The River is a Springsteen album, but Steven Van Zandt had a lot to do with it and throughout the show he was engaged in a way that he hasn’t shown in a long time. When the album was made, he was a co-producer and his imprint is all over the place on the record. On this tour his imprint is also over the live showing of the album between his fiery guitar playing and his harmonizing with Bruce. Steven is definitely enjoying this go around and it’s great for the fans to watch him go all night long. Another welcome for this tour is hearing all the lost rock and roll tunes he doesn’t normally play all in the same show such as “I’m a Rocker,” “Cadillac Ranch,” “Ramrod,” and “Crush on You.” To flip from that to “Point Blank,” “I Wanna Mary You” and “Stolen Car,” shows how talented this band was 35 years ago and today. For one band to be able to move across the spectrum that quickly, especially in a live setting is just pure musicianship. Of course the slower songs of the album may lose parts of the crowd, but Albany was quite attentive, and better than other crowds on this tour from the talk of other concert goers.

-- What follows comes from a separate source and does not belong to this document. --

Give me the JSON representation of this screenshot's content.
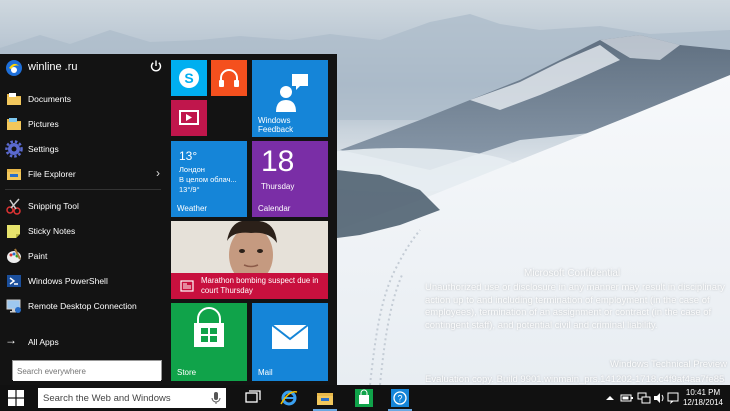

During “Fade Away,” Bruce almost seemed to be pleading with both the crowd and himself about fading away, but one thing he doesn’t have to worry about is that happening. The age range at this concert went from 10 to 80, as most of his shows do, and one thing that The Boss will never have to worry about it fading away. The timelessness to his songs is something special to witness when the lights go up and roughly 20,000 people sing the lyrics to “Born To Run” in unison so loud it drowns the music out. It is amazing to watch Bruce and The E Street Band work their asses off harder than people half their age still proving themselves as if they were up and comers.

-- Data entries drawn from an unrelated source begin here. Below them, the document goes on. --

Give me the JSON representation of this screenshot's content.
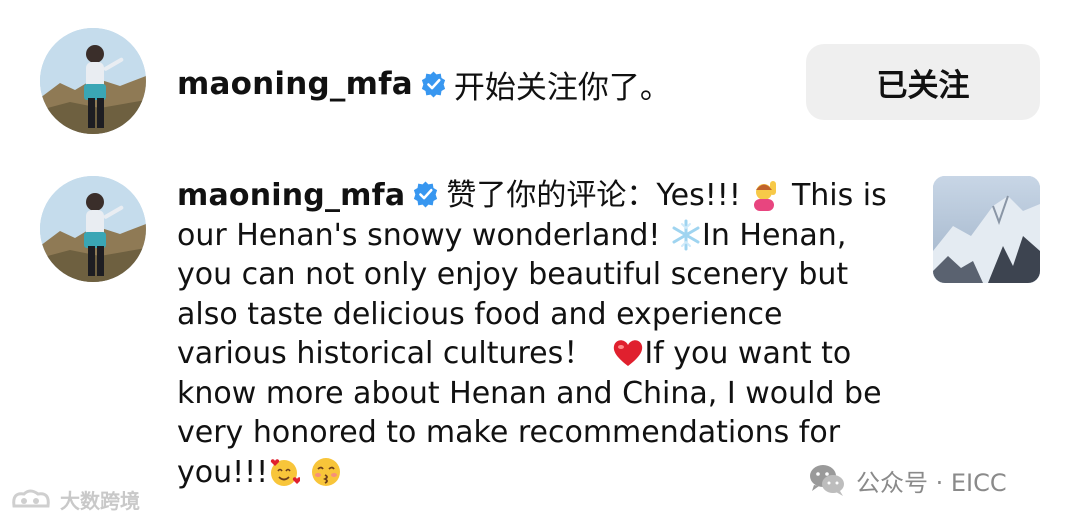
{
  "notifications": [
    {
      "username": "maoning_mfa",
      "action": "开始关注你了。",
      "button_label": "已关注"
    },
    {
      "username": "maoning_mfa",
      "action_prefix": "赞了你的评论：",
      "comment": {
        "seg1": "Yes!!!",
        "seg2": "This is our Henan's snowy wonderland!",
        "seg3": "In Henan, you can not only enjoy beautiful scenery but also taste delicious food and experience various historical cultures！",
        "seg4": "If you want to know more about Henan and China, I would be very honored to make recommendations for you!!!"
      },
      "emoji_names": [
        "person-raising-hand-icon",
        "snowflake-icon",
        "red-heart-icon",
        "smiling-face-with-hearts-icon",
        "kissing-face-icon"
      ]
    }
  ],
  "watermarks": {
    "left": "大数跨境",
    "right": "公众号 · EICC"
  },
  "colors": {
    "verified_blue": "#3897f0",
    "button_bg": "#efefef",
    "heart_red": "#e0202e"
  }
}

The title track was as gorgeous as always and the one two punch of “Drive All Night” and “Wreck on the Highway” to close out the album part of the show is stunning. As the last song began to fade out Bruce began to talk about time and how The River was a moment captured in time right on the precipice of adulthood and once you are an adult time moves quicker and there is less time to do the work you want to do, raise a family, do something good with the time you have left. Bruce’s words rang to an almost quiet arena and though it had the sense of goodbye it isn’t what The Boss meant. He has been going strong for over 40 years and shows no sign of slowing down, though time may be speeding up.
The rest of the show had true concert warhorses like “Badlands” and “Thunder Road,” crowd pleasers “Backstreets” and “Bobby Jean,” but it was the two rarities that made the concert special. Telling the crowd this was for his special friends, The River-era outtake “Be True,” Bruce acknowledged those who go to his shows to see more from the recent box set that came out celebrating the album. The next surprise was a sign plucked from the crowd that read “Detroit Medley” which is always a crowd pleaser and gave the evening the sense of spontaneity that his shows have been come to be known for. “Rosalita” let the band get silly and finally “Shout” brought the show to a close with Bruce declaring, as he did back in the day, that he is a “Prisoner of Rock and Roll.” Hopefully the prison that holds him and the band slows down time so we have them to see in concert for a long time to come.